Each Day in the Word, Thursday, July 18, 2024

1 John 4:11-21 NKJV

11 Beloved, if God so loved us, we also ought to love one another.

12 No one has seen God at any time. If we love one another, God abides in us, and His love has been perfected in us. 13 By this we know that we abide in Him, and He in us, because He has given us of His Spirit. 14 And we have seen and testify that the Father has sent the Son as Savior of the world. 15 Whoever confesses that Jesus is the Son of God, God abides in him, and he in God. 16 And we have known and believed the love that God has for us. God is love, and he who abides in love abides in God, and God in him.

17 Love has been perfected among us in this: that we may have boldness in the day of judgment; because as He is, so are we in this world. 18 There is no fear in love; but perfect love casts out fear, because fear involves torment. But he who fears has not been made perfect in love. 19 We love Him because He first loved us.

20 If someone says, “I love God,” and hates his brother, he is a liar; for he who does not love his brother whom he has seen, how can he love God whom he has not seen? 21 And this commandment we have from Him: that he who loves God must love his brother also.


When we first heard and believed the Gospel and were baptized into the name of Jesus, we sprang forth from Jesus as branches from a vine. In John’s Gospel, we heard Jesus say to His disciples, “I am the vine, you are the branches. He who abides in Me, and I in him, bears much fruit; for without Me you can do nothing” (John 15:5). How do we know we still abide (that is, remain) in God and God in us? We continue to believe and confess that Jesus is the Son of God, along with all the other articles of the Christian faith. We know what and in whom we believe. We abide in the faith.

But there is an additional way to know that we abide in God and God in us. “He who abides in love abides in God, and God in him.” That love is first for God. Standing on His promises of forgiveness and acceptance through Christ, we no longer cower in fear before our Father. We love Him, because we know for certain that He loves us and that all punishment and condemnation has been removed from us for the sake of Christ, who made atonement for all our sins.

But we’re fooling ourselves, John says, if we think we can love God while hating a child of God, a brother or sister in Christ, one of our fellow Christians. We claim to love a God whom we have never seen with our eyes or heard with our ears. But we do see our fellow Christians in the world. It should be easier to love the one we can actually see and interact with. But seeing our brothers also means seeing their weaknesses and their flaws and their needs that require our attention. The sin that still dwells in us makes it harder to love the ones we can see.

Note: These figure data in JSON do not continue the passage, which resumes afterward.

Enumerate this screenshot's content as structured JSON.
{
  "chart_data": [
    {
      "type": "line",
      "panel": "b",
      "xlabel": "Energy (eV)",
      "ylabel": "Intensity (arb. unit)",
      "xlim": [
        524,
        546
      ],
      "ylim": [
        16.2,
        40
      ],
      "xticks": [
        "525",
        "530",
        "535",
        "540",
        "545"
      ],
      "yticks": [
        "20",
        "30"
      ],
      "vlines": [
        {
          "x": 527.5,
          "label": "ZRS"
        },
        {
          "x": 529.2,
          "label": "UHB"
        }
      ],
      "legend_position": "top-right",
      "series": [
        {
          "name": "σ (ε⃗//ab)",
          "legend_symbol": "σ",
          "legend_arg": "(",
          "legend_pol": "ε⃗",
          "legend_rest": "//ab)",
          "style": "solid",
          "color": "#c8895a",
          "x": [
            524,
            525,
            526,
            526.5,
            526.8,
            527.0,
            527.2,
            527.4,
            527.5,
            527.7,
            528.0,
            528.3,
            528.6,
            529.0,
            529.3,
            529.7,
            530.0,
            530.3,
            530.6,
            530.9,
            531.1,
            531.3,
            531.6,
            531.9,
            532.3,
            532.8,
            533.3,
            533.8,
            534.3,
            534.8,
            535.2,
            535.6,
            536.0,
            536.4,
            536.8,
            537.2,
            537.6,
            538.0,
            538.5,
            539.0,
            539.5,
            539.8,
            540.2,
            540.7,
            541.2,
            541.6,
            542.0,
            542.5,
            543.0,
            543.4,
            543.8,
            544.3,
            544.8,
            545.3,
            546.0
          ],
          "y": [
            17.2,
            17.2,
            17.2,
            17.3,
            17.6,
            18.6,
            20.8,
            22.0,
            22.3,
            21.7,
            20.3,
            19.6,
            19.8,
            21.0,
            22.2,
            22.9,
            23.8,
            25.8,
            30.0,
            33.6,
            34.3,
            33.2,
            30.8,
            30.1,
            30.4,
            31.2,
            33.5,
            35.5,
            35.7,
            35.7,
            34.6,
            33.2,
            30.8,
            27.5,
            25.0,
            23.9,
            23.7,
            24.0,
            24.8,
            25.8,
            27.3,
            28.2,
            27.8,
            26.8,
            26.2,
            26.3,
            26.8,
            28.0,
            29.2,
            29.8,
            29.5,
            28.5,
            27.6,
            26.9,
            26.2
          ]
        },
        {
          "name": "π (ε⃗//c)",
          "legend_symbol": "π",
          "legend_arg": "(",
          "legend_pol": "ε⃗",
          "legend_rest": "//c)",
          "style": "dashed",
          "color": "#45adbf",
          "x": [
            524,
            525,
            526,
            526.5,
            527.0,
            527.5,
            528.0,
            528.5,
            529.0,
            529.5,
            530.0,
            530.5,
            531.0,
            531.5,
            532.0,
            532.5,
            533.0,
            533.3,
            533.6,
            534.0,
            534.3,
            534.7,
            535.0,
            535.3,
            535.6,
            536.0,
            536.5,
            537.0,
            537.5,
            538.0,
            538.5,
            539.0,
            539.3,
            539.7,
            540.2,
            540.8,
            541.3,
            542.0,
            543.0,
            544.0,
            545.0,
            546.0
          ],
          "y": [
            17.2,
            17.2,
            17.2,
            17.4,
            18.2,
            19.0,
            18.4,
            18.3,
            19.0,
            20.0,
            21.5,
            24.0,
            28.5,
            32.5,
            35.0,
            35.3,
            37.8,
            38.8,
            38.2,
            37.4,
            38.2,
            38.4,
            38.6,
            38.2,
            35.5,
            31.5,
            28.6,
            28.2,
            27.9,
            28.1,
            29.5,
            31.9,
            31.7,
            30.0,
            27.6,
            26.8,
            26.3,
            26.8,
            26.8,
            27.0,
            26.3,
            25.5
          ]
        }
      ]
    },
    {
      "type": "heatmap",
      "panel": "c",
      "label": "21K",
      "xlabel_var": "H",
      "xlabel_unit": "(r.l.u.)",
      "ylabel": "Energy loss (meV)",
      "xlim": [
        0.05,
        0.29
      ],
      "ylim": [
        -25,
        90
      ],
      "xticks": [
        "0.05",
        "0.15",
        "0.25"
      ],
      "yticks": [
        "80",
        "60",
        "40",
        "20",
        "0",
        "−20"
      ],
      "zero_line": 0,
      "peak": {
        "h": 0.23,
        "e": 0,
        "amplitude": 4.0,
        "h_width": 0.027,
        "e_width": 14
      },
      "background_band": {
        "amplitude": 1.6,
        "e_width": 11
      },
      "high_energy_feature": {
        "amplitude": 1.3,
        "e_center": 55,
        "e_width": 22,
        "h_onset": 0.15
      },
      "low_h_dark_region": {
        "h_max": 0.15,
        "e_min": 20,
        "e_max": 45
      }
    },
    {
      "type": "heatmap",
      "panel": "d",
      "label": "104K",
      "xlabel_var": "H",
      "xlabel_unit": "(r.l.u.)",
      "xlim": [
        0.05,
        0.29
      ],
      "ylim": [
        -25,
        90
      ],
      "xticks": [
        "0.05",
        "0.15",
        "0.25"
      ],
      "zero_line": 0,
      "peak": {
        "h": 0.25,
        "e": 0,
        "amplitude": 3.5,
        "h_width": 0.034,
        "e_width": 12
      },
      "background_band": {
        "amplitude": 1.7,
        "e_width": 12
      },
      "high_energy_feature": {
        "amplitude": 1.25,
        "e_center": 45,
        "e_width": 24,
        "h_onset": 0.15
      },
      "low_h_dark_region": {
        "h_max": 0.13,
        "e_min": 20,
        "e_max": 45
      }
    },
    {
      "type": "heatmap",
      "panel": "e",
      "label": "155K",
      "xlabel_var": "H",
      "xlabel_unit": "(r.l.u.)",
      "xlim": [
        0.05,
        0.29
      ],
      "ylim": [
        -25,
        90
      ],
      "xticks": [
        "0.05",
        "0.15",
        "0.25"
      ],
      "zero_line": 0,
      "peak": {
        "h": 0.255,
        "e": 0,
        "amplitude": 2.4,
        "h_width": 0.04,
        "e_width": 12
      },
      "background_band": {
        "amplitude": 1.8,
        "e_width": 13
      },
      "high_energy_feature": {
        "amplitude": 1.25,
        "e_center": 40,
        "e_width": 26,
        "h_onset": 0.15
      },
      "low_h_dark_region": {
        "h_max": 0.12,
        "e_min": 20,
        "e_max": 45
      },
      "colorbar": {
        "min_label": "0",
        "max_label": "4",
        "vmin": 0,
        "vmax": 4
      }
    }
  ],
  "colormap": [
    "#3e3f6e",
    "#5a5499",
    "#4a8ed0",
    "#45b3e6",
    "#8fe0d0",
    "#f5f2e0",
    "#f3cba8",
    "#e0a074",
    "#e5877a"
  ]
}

So if you find that you lack genuine love for your brothers here, don’t make excuses for it. Admit it. Repent of it. See in Christ God’s love for you and for your brother, and then return to your daily task of overcoming your natural lovelessness and replacing it with the love of your Father. When we love our brothers, that love then becomes a piece of evidence assuring us that we do, in fact, abide in God and God in us. Let us pray: Heavenly Father, abide in us with Your love, and, by Your Spirit, help us to abide in You always. Amen.